Chico Xavier levantara-se cedo e, ao sair, de charrete,
para a fazenda, encontra-se no caminho com o Flaviano,
que lhe diz:
— Sabe quem morreu?
— Não!...
— O Juca, seu ex-patrão. Morreu na miséria, Chico, sem ter nem o
que comer.
— Coitado! E Chico tira do bolso o lenço e enxuga os olhos. — A
que horas é o enterro?
— Creio que vão enterrá-lo a qualquer hora, como indigente, no
caixão da Prefeitura, isto é, no rabecão...
Chico medita, emocionado e pede:
— Flaviano, faça-me um favor: vá à casa onde ele desencarnou e
peça para esperarem um pouco. Vou ver se lhe arranjo um caixão,
mesmo barato.
Flaviano despede-se e parte. Chico desce da charrete. Manda um
recado para seu Chefe. Recorda seu ex-patrão, figura humilde de
bom servidor, que tanto bem lhe fizera. E ali mesmo, no caminho,
envia uma prece a Jesus: “Senhor, trata-se de meu ex-patrão, a
quem tanto devo; que me socorreu nos momentos mais angustiosos;
que me deu emprego com o qual socorri minha família; que tanto
sofreu por minha causa. Que eu lhe pague, em parte, a gratidão
que lhe devo. Ajude-me, Senhor”.
E, tirando o chapéu da cabeça e virando-o de copa para baixo, à
guisa de sacola, foi bater de porta em porta, pedindo uma esmola
para comprar um caixão para enterrar o extinto amigo. Daí a
pouco, toda Pedro Leopoldo sabia do sucedido e estava perplexa,
senão comovida com o ato do Chico.
Seu pai soube e veio ao seu encontro, tentando demovê-lo daquele
peditório.
— Não, meu pai, não posso deixar de pagar tão grande dívida a
quem tanto colaborou conosco.
Um pobre cego, muito conhecido em Pedro Leopoldo, é inteirado da
nobre ação do Chico, a quem estima. Esbarra com ele:
— Por que tanta pressa, Chico?
— Meu Nego, estou pedindo esmolas para enterrar meu ex-patrão.
— Seu Juca? Já soube. Coitado, tão bom! Espere aí, então, Chico.

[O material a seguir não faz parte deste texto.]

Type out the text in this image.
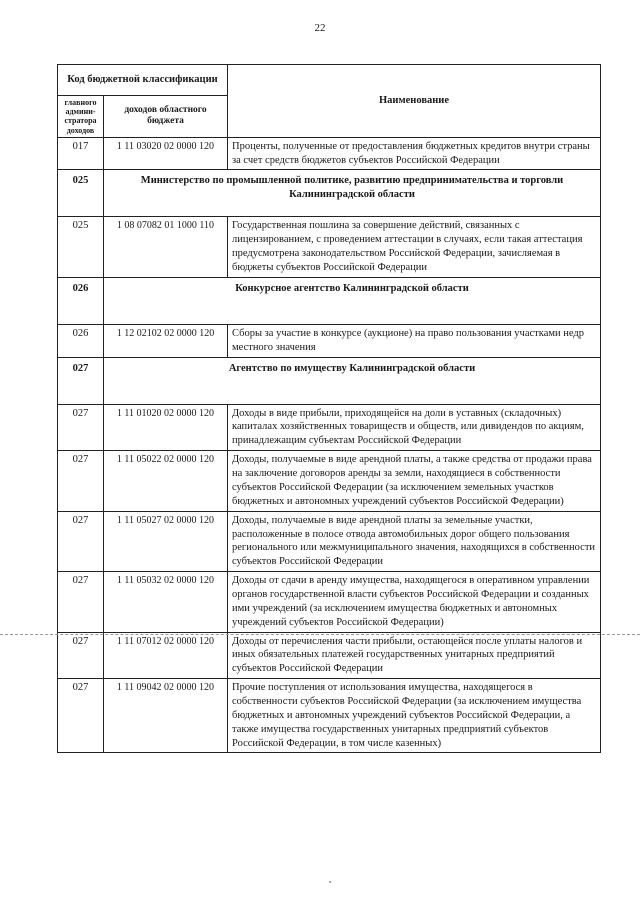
22
Код бюджетной классификации		Наименование
главного админи-стратора доходов	доходов областного бюджета	
017	1 11 03020 02 0000 120	Проценты, полученные от предоставления бюджетных кредитов внутри страны за счет средств бюджетов субъектов Российской Федерации
025	Министерство по промышленной политике, развитию предпринимательства и торговли Калининградской области	
025	1 08 07082 01 1000 110	Государственная пошлина за совершение действий, связанных с лицензированием, с проведением аттестации в случаях, если такая аттестация предусмотрена законодательством Российской Федерации, зачисляемая в бюджеты субъектов Российской Федерации
026	Конкурсное агентство Калининградской области	
026	1 12 02102 02 0000 120	Сборы за участие в конкурсе (аукционе) на право пользования участками недр местного значения
027	Агентство по имуществу Калининградской области	
027	1 11 01020 02 0000 120	Доходы в виде прибыли, приходящейся на доли в уставных (складочных) капиталах хозяйственных товариществ и обществ, или дивидендов по акциям, принадлежащим субъектам Российской Федерации
027	1 11 05022 02 0000 120	Доходы, получаемые в виде арендной платы, а также средства от продажи права на заключение договоров аренды за земли, находящиеся в собственности субъектов Российской Федерации (за исключением земельных участков бюджетных и автономных учреждений субъектов Российской Федерации)
027	1 11 05027 02 0000 120	Доходы, получаемые в виде арендной платы за земельные участки, расположенные в полосе отвода автомобильных дорог общего пользования регионального или межмуниципального значения, находящихся в собственности субъектов Российской Федерации
027	1 11 05032 02 0000 120	Доходы от сдачи в аренду имущества, находящегося в оперативном управлении органов государственной власти субъектов Российской Федерации и созданных ими учреждений (за исключением имущества бюджетных и автономных учреждений субъектов Российской Федерации)
027	1 11 07012 02 0000 120	Доходы от перечисления части прибыли, остающейся после уплаты налогов и иных обязательных платежей государственных унитарных предприятий субъектов Российской Федерации
027	1 11 09042 02 0000 120	Прочие поступления от использования имущества, находящегося в собственности субъектов Российской Федерации (за исключением имущества бюджетных и автономных учреждений субъектов Российской Федерации, а также имущества государственных унитарных предприятий субъектов Российской Федерации, в том числе казенных)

Tenho aqui algum dinheiro que me deram de esmolas ontem e hoje.
E despejou no chapéu do Chico tudo o que havia arrecadado ate
ali...
Chico olhou-lhe os olhos mortos e sem luz. Viu-os cheios de
lágrimas. Comoveu-se mais.
— Obrigado, meu Nego! Que Jesus lhe pague o sacrifício.
Comprou com o dinheiro esmolado o caixão. Providenciou o
enterro. Acompanhou-o até o cemitério. E já tarde, regressou à
casa. Tinha vivido um grande dia. Sentou-se à entrada da porta.

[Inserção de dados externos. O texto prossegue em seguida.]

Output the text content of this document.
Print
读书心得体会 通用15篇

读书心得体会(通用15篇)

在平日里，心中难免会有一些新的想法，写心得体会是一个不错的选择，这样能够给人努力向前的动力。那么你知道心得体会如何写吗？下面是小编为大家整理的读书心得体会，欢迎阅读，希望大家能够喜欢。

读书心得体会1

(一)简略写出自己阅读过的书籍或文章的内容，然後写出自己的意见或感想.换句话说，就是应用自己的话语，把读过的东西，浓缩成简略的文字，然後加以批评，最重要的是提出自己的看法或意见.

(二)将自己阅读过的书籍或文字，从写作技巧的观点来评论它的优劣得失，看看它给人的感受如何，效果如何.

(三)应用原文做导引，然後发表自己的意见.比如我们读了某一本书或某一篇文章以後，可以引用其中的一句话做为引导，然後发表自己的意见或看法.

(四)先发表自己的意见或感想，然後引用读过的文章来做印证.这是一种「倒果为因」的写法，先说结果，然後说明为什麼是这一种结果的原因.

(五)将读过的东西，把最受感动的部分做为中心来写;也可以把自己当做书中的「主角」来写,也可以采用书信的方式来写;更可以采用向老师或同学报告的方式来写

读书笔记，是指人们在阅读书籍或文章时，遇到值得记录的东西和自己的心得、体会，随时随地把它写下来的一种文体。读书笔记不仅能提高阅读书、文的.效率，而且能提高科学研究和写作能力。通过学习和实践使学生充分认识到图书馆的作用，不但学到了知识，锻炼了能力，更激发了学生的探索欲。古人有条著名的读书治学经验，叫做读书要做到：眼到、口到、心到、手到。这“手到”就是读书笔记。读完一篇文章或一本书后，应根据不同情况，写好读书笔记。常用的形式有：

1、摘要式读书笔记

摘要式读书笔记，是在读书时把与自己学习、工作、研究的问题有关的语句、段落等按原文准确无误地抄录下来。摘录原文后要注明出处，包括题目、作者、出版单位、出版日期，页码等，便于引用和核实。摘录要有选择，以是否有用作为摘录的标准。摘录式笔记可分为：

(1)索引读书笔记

Lá dentro, os irmãos e o pai observavam-no comovidos. Em prece
muda, agradeceu a Jesus. Emmanuel lhe aparece e lhe sorri. O
sorriso de seu bondoso Guia lhe diz tudo. Chico o entende.
Ganhara o dia, pagara uma dívida e dera de si um testemunho de
humildade, de gratidão e de amor ao Divino Mestre.
Do livro Lindos casos de Chico Xavier, de Ramiro Gama.